Saturday, November 19, 2005


SIGHT & SOUND
Sorry, not my favourites
Amita Malik

Amita MalikI am often asked if there are any programmes which I refuse to see. There is not a single one because as a columnist it is my duty to watch every programme, whether I like it or not. But certainly there are programmes which I do not enjoy and at times which put me off so much that I squirm and feel like switching off abruptly. And I do. The first are all the programmes in English and Hindi which are the equivalent of Page 3 in certain newspapers. The main difference is that agents are alleged to collect Rs 5,000 to one lakh for getting your photo and two or three lines, mostly about the clothes you wear. These programmes are contrived and they only promote
snobbery and social climbing at their worst.

The role model anchor seems to be Anisa Baig of NDTV’s Night Out who ever has a look-alike on the same channel. I thought it was Anisa until a moment of doubt made me ring up to check. It seems she was Sangeeta Kumar. Others on English and Hindi channels follow the suit in their style of anchoring. Their heads have to keep tilting from one side to another and can never keep still. If they stop for a minute, the camera tilts to keep up the momentum. Then the smile must be wide and fixed and the interviewing of stars and social climbers at a fast pace and in the yaar-dost style. It is so contrived and artificial, so much a name-dropping spree that one feels alternately outraged and depressed. Presumably, only the socialites and their friends and relatives look forward to these TV Page 3s while some of us regret the time and money wasted and the mistiming. In one such programme, the idle chatter went on while some captions below said: “350 killed in train accident”.

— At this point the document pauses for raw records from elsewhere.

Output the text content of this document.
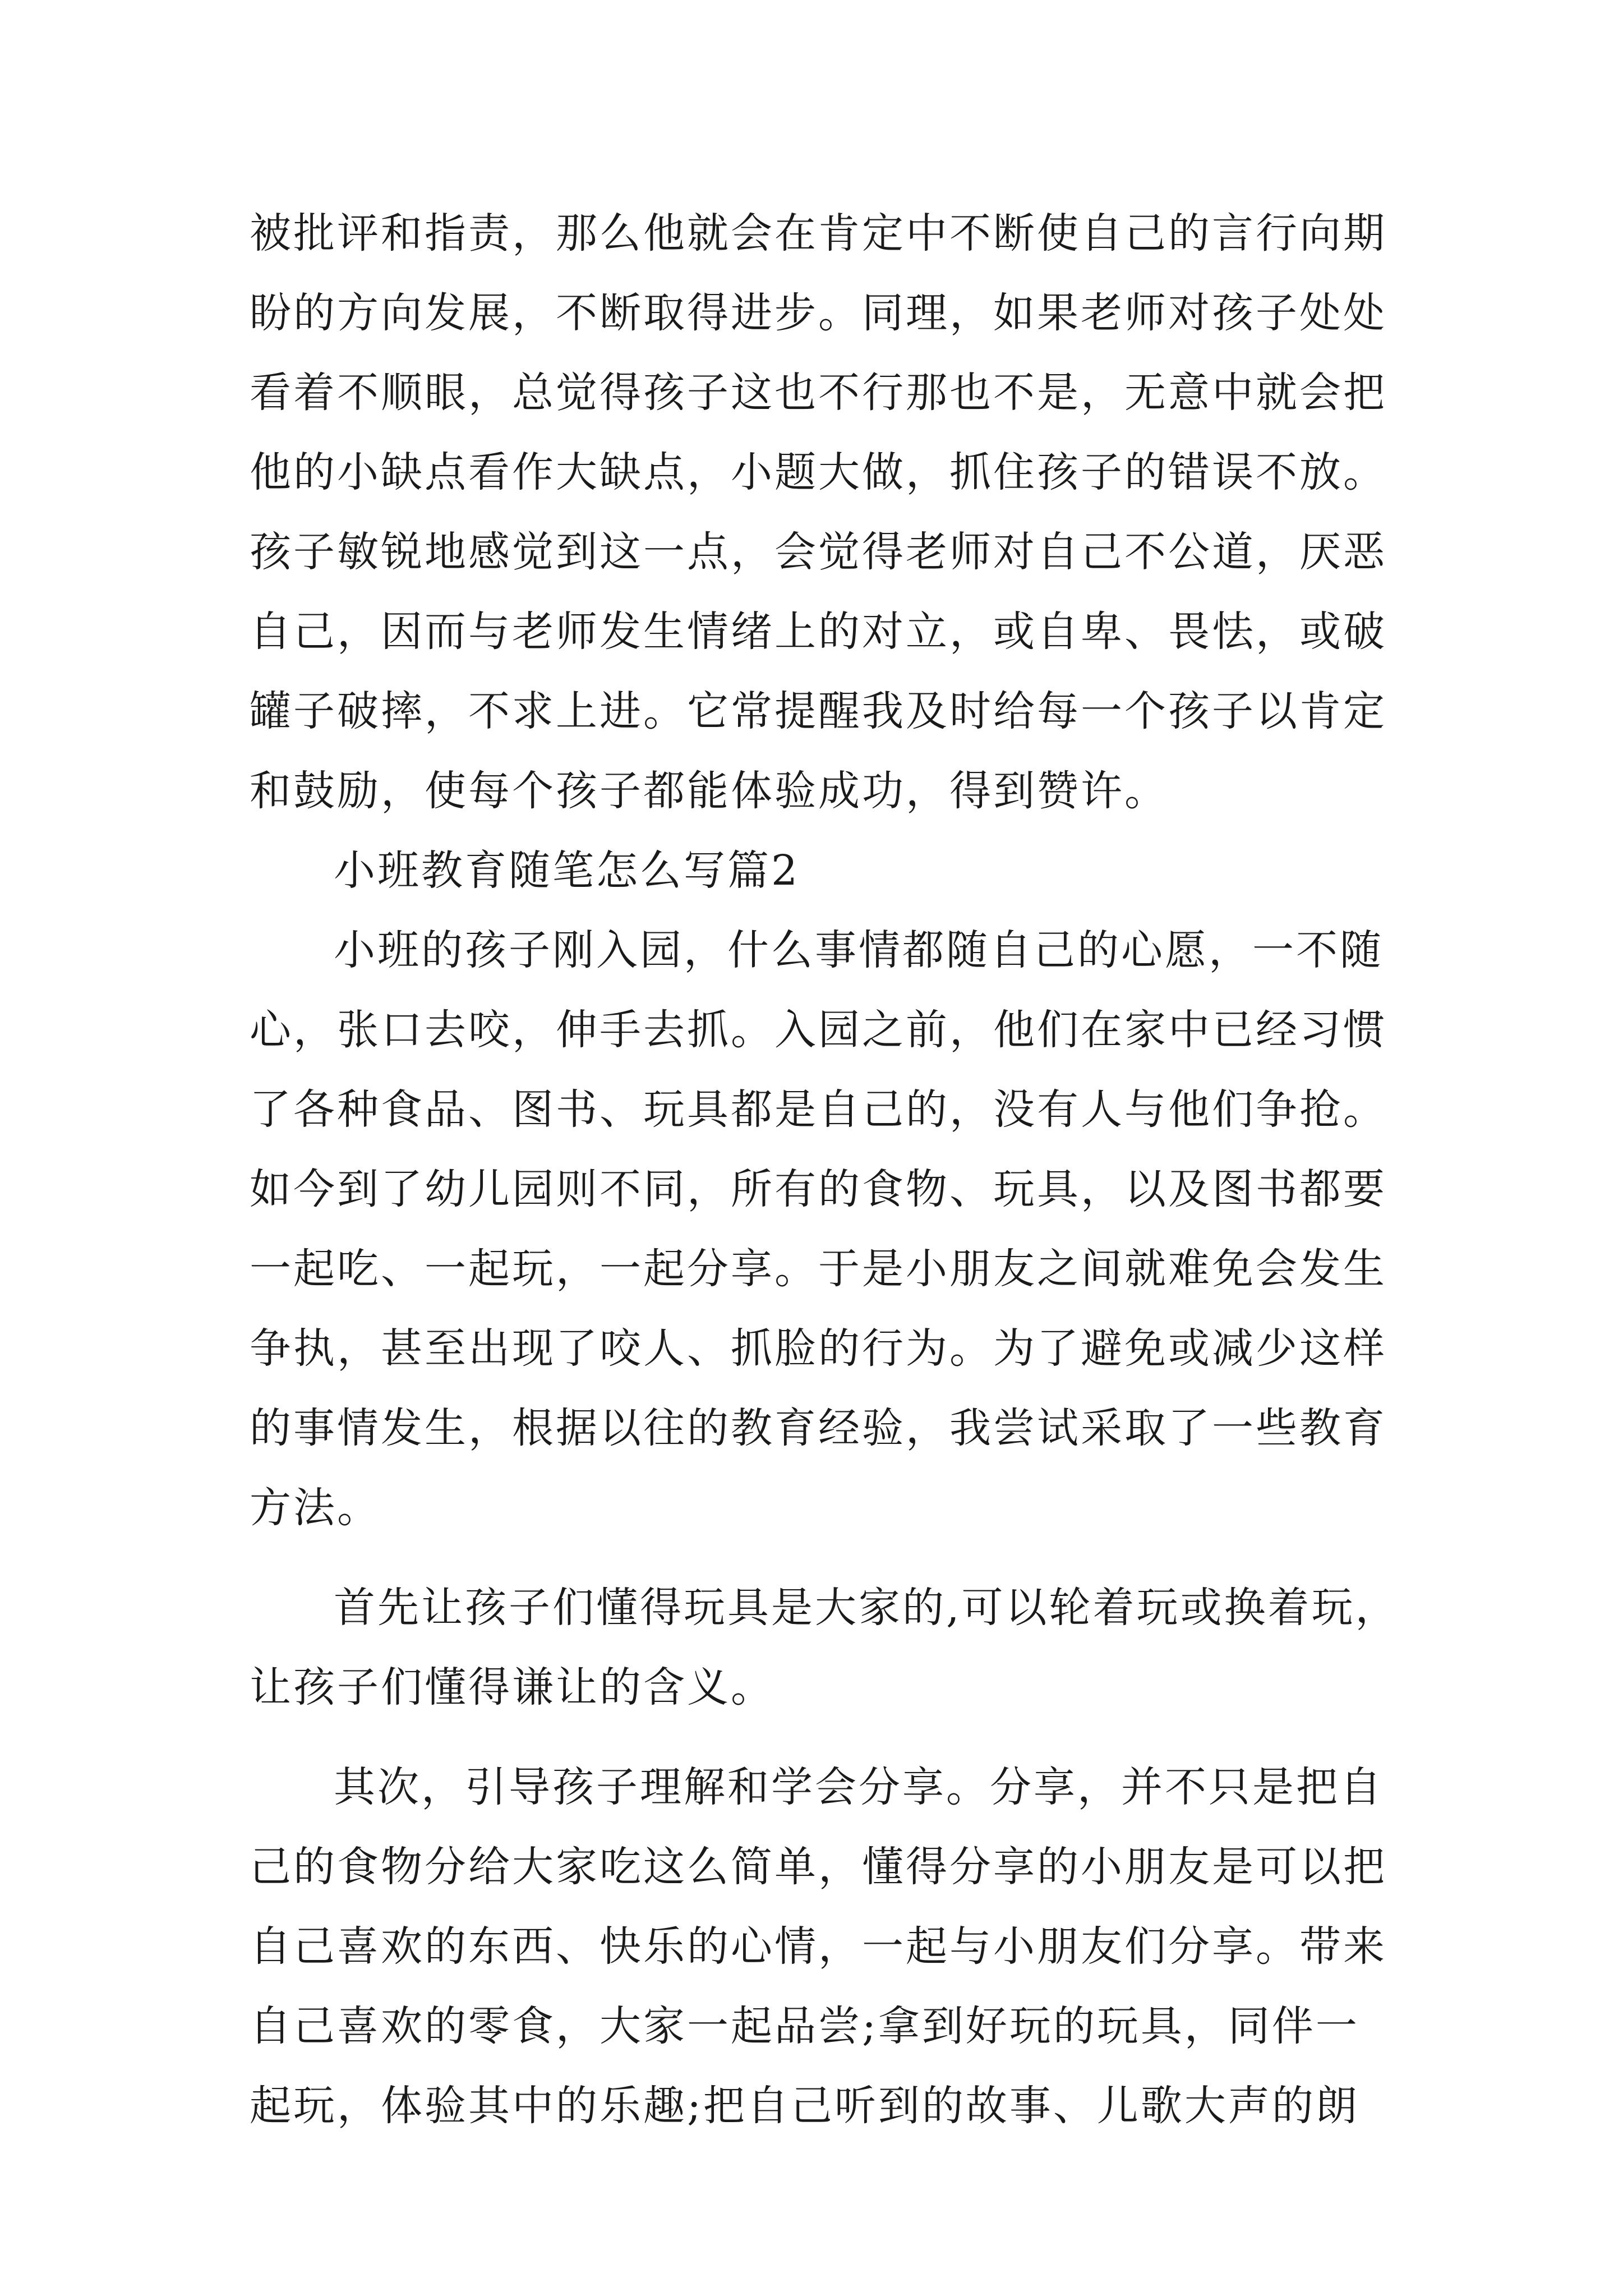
被批评和指责，那么他就会在肯定中不断使自己的言行向期
盼的方向发展，不断取得进步。同理，如果老师对孩子处处
看着不顺眼，总觉得孩子这也不行那也不是，无意中就会把
他的小缺点看作大缺点，小题大做，抓住孩子的错误不放。
孩子敏锐地感觉到这一点，会觉得老师对自己不公道，厌恶
自己，因而与老师发生情绪上的对立，或自卑、畏怯，或破
罐子破摔，不求上进。它常提醒我及时给每一个孩子以肯定
和鼓励，使每个孩子都能体验成功，得到赞许。
小班教育随笔怎么写篇2
小班的孩子刚入园，什么事情都随自己的心愿，一不随
心，张口去咬，伸手去抓。入园之前，他们在家中已经习惯
了各种食品、图书、玩具都是自己的，没有人与他们争抢。
如今到了幼儿园则不同，所有的食物、玩具，以及图书都要
一起吃、一起玩，一起分享。于是小朋友之间就难免会发生
争执，甚至出现了咬人、抓脸的行为。为了避免或减少这样
的事情发生，根据以往的教育经验，我尝试采取了一些教育
方法。
首先让孩子们懂得玩具是大家的,可以轮着玩或换着玩，
让孩子们懂得谦让的含义。
其次，引导孩子理解和学会分享。分享，并不只是把自
己的食物分给大家吃这么简单，懂得分享的小朋友是可以把
自己喜欢的东西、快乐的心情，一起与小朋友们分享。带来
自己喜欢的零食，大家一起品尝;拿到好玩的玩具，同伴一
起玩，体验其中的乐趣;把自己听到的故事、儿歌大声的朗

The other programmes I detect are the dangerous daily programmes on crime in the city. They are presented by anchors who sometimes look and act like villains and make their presentation so melodramatic that these programmes look more like an incentive to crime than deterrent. These programmes enjoy a higher viewership and attract more ads than socially purposeful and positive ones, which is an alarming prospect.

And yet, except for Doordarshan, no channels seem to devolve equally long programmes to nation-building, development, farming, industry and other socially much more important programmes. NDTV’s India Matters, some investigative in-depth programmes on Zee and Star channels sometimes make an effort to get away from the “Exclusives” and “Breaking News” to genuine research and instructive remedies. That is about all and worth a thousand programmes on crime.

If you ask me which is the most politically significant contemporary programme on television, it is NDTV’s political satire Gustafi Maaf in Hindi and Double Take in English. It is done very professionally with puppets. NDTV sent its team to Paris to learn how to manipulate and voice them, because the French have about the best TV marionettes in the world. Indians are not very good at laughing at themselves, particularly politicians who tend to be very touchy as they consider themselves above criticism.

It is to the credit of our politicians that everyone: from our Prime Minister to personalities like Uma Bharti, Sonia Gandhi, Atal Bihari Vajpayee, L. K. Advani, Lalu Prasad Yadav, the lot, have never lifted a finger against the programme, which follows their day-to-day antics with precision.

Because the programme never takes political sides, is never inaccurate on facts and does everything with tremendous humour and no malice, political satire of the most sophisticated kind has at last arrived in India. And more strength to it.